Few debates rage more fiercely in the social media world than the one around user privacy. While that subject is obviously fraught on a larger scale, companies in the social network sphere are some of the first to be cited for lacking privacy standards. Facebook receives ongoing flack for its sub-par privacy parameters, which, granted, the company has worked to change over the years. Recently, Snapchat — the “disappearing photo” application — has come under fire for misleading users as to how their data is stored, and for user photos leaking to other sources (although the company affirms that the leaks have been a product of third-party app usage). Those companies that base their business models on the concept of anonymity are under even greater scrutiny. Case in point: the recent hubbub over how anonymous mobile app Whisper actually is, after a series of pieces from The Guardian exposed the messaging app’s not-so-private practices.
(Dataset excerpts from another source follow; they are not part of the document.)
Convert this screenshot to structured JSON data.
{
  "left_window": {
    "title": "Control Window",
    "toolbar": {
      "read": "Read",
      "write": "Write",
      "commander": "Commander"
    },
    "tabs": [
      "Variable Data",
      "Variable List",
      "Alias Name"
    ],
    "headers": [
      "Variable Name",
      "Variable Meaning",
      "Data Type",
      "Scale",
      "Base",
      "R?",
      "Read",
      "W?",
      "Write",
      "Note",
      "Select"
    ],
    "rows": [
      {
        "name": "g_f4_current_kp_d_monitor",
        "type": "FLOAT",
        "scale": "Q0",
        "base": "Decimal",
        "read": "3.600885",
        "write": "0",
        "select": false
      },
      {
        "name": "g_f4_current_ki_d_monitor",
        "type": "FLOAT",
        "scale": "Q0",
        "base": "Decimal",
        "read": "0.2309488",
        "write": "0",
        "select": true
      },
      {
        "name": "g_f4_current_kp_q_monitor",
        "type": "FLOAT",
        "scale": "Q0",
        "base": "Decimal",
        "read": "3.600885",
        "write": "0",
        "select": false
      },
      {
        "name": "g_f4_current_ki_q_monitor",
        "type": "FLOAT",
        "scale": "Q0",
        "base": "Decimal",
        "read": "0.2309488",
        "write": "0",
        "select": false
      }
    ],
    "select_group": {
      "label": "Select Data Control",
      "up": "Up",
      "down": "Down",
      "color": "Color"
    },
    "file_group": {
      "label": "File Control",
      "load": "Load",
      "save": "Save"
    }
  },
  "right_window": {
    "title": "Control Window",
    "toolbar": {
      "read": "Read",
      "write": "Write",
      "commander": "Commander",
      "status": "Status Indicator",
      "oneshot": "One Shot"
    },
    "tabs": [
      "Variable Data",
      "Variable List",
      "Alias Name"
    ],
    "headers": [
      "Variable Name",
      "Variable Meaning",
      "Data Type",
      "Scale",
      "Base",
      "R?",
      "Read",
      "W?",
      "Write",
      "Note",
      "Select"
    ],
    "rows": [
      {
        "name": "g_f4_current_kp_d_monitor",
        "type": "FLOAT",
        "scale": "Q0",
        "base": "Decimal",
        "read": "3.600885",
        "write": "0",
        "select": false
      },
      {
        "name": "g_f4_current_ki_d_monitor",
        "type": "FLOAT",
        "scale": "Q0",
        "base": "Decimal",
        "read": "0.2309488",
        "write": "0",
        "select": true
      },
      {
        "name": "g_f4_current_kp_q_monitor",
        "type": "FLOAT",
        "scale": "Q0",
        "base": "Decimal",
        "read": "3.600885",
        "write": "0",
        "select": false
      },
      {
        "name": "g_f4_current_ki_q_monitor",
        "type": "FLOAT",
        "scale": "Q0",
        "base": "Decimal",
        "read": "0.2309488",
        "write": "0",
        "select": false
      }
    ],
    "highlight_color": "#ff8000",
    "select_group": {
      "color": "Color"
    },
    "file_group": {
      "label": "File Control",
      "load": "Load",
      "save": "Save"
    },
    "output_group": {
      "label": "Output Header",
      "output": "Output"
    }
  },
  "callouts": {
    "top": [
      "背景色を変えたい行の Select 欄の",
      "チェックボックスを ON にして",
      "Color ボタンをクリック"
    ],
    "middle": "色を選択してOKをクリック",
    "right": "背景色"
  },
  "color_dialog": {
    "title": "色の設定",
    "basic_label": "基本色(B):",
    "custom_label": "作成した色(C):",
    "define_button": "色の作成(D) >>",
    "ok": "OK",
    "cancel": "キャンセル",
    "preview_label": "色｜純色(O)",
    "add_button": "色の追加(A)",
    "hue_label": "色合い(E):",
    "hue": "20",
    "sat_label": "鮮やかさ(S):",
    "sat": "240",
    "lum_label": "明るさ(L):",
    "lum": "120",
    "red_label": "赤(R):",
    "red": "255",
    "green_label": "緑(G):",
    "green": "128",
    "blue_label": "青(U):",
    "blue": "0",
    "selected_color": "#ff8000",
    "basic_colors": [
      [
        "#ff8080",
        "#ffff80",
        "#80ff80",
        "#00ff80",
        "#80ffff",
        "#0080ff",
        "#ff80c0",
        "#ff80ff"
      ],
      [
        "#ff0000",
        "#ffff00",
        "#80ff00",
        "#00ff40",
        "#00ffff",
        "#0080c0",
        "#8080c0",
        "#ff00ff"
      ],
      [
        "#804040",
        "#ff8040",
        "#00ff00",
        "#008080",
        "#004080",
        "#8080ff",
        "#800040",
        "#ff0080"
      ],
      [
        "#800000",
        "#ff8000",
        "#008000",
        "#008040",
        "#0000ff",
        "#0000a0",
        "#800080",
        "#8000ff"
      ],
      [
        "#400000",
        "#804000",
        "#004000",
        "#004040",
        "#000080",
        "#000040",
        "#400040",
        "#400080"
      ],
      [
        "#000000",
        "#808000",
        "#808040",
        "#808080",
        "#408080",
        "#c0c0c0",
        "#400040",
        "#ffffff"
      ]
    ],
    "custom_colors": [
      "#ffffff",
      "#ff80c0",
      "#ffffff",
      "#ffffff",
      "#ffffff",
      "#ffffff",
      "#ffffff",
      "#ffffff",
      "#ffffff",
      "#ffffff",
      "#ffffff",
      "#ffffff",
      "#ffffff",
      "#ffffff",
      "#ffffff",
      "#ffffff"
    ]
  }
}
Whisper’s premise is anonymous messaging, and it has become famous for the secret-sharing environment it encourages. Users can “admit” things without their identities attached to the posts, and the app has garnered billions of monthly page views. But when The Guardian published a piece on how Whisper is actually tracking users’ geolocations — despite some of them having denied the app access to their locales — a firestorm erupted. The issue has now drawn attention from the U.S. government.
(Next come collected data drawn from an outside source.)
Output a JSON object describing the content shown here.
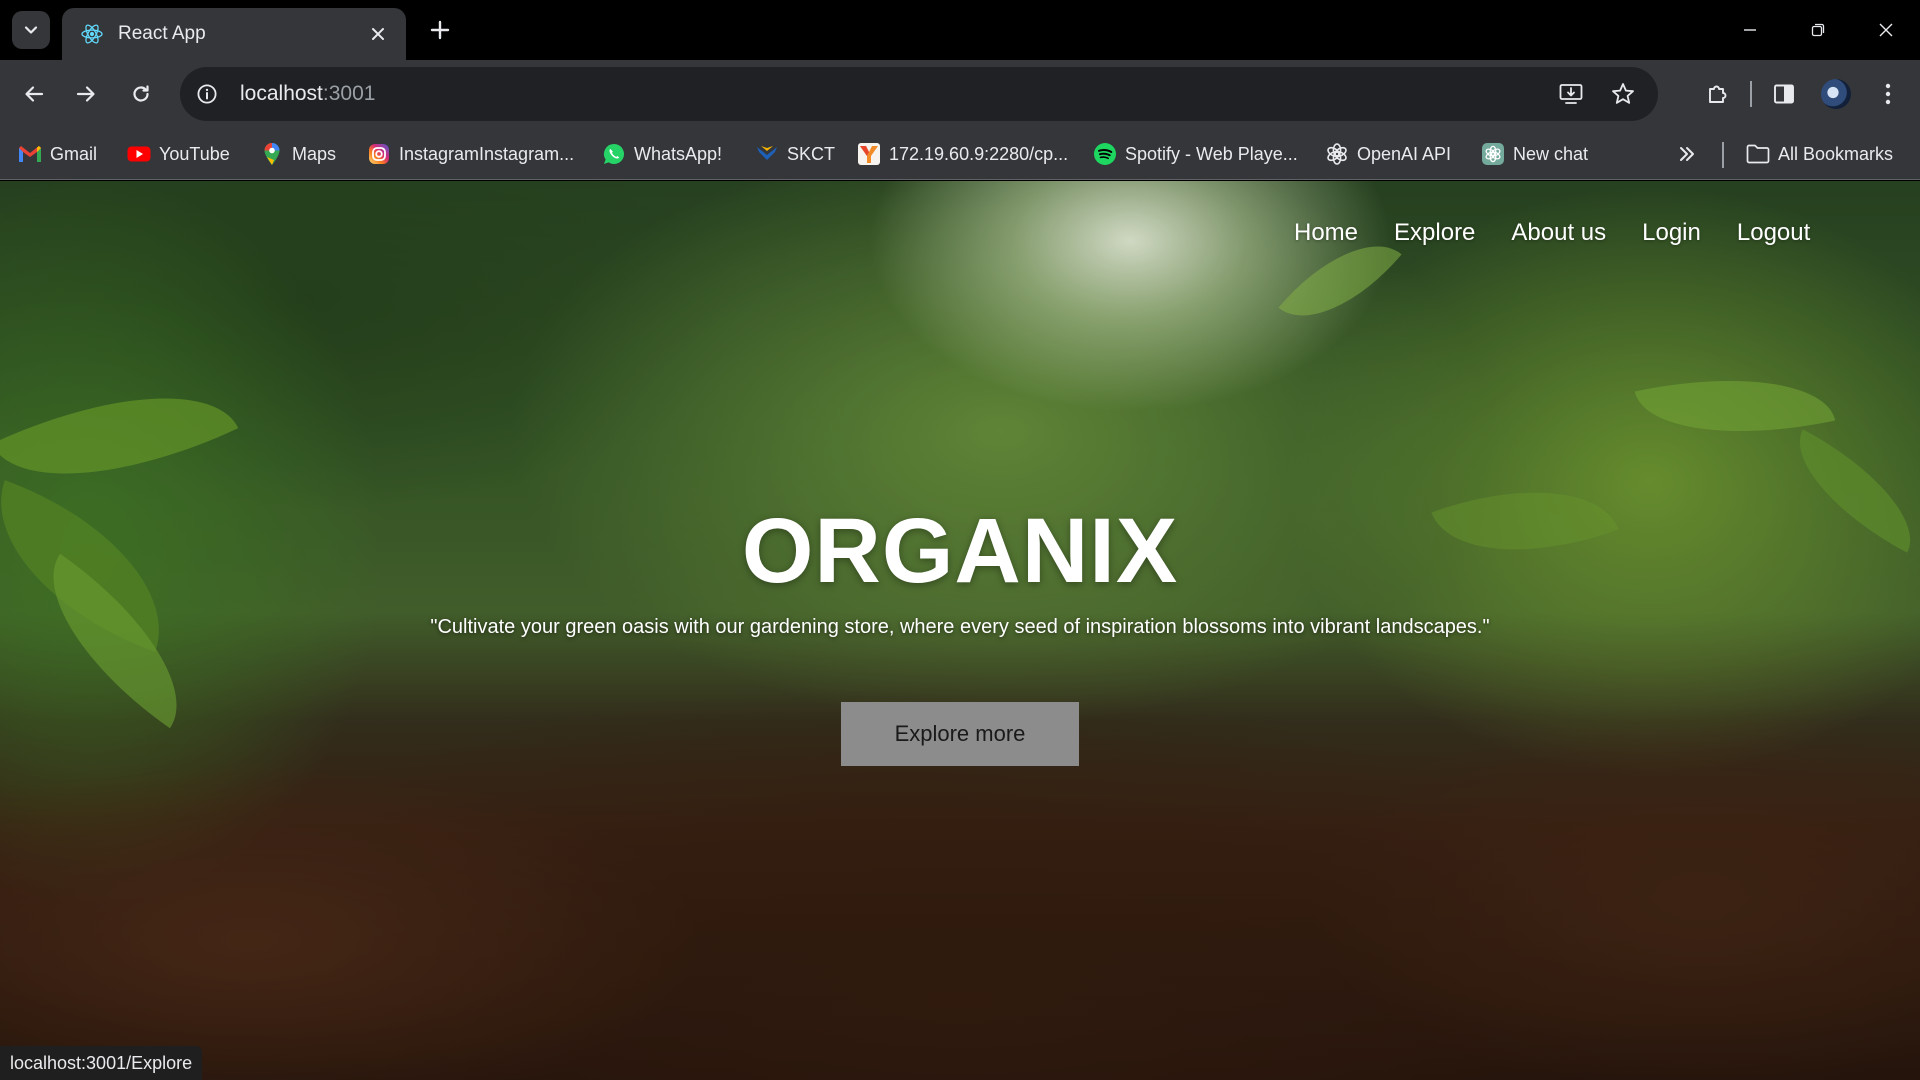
{
  "window": {
    "tab_title": "React App"
  },
  "toolbar": {
    "url_host": "localhost",
    "url_port": ":3001"
  },
  "bookmarks": {
    "items": [
      {
        "label": "Gmail",
        "icon": "gmail-icon"
      },
      {
        "label": "YouTube",
        "icon": "youtube-icon"
      },
      {
        "label": "Maps",
        "icon": "maps-icon"
      },
      {
        "label": "InstagramInstagram...",
        "icon": "instagram-icon"
      },
      {
        "label": "WhatsApp!",
        "icon": "whatsapp-icon"
      },
      {
        "label": "SKCT",
        "icon": "skct-icon"
      },
      {
        "label": "172.19.60.9:2280/cp...",
        "icon": "router-icon"
      },
      {
        "label": "Spotify - Web Playe...",
        "icon": "spotify-icon"
      },
      {
        "label": "OpenAI API",
        "icon": "openai-icon"
      },
      {
        "label": "New chat",
        "icon": "chatgpt-icon"
      }
    ],
    "all_bookmarks": "All Bookmarks"
  },
  "site": {
    "nav": [
      "Home",
      "Explore",
      "About us",
      "Login",
      "Logout"
    ],
    "title": "ORGANIX",
    "tagline": "\"Cultivate your green oasis with our gardening store, where every seed of inspiration blossoms into vibrant landscapes.\"",
    "cta": "Explore more"
  },
  "status_bar": {
    "link_preview": "localhost:3001/Explore"
  },
  "colors": {
    "chrome_dark": "#35363a",
    "omnibox": "#202124",
    "button_grey": "#8c8c8c"
  }
}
1. Whether and how WhisperText tracks or has tracked the location of its users who have opted out of geolocation services, and if it has, how does it or has it used that information;
2. The extent to which WhisperText retains user data and the location(s) where user data is processed and retained;
3. WhisperText’s practices regarding sharing user data with third parties, including when and how those practices have changed over time; and
4. WhisperText’s practices regarding notifying users about its privacy and data security policies related to user data, including any changes to those policies.
How Whisper will respond, and what will come from the company’s admissions, will be something to watch for over the next couple of months. This will certainly not be the last case of a social network boasting privacy and being cited for violating it.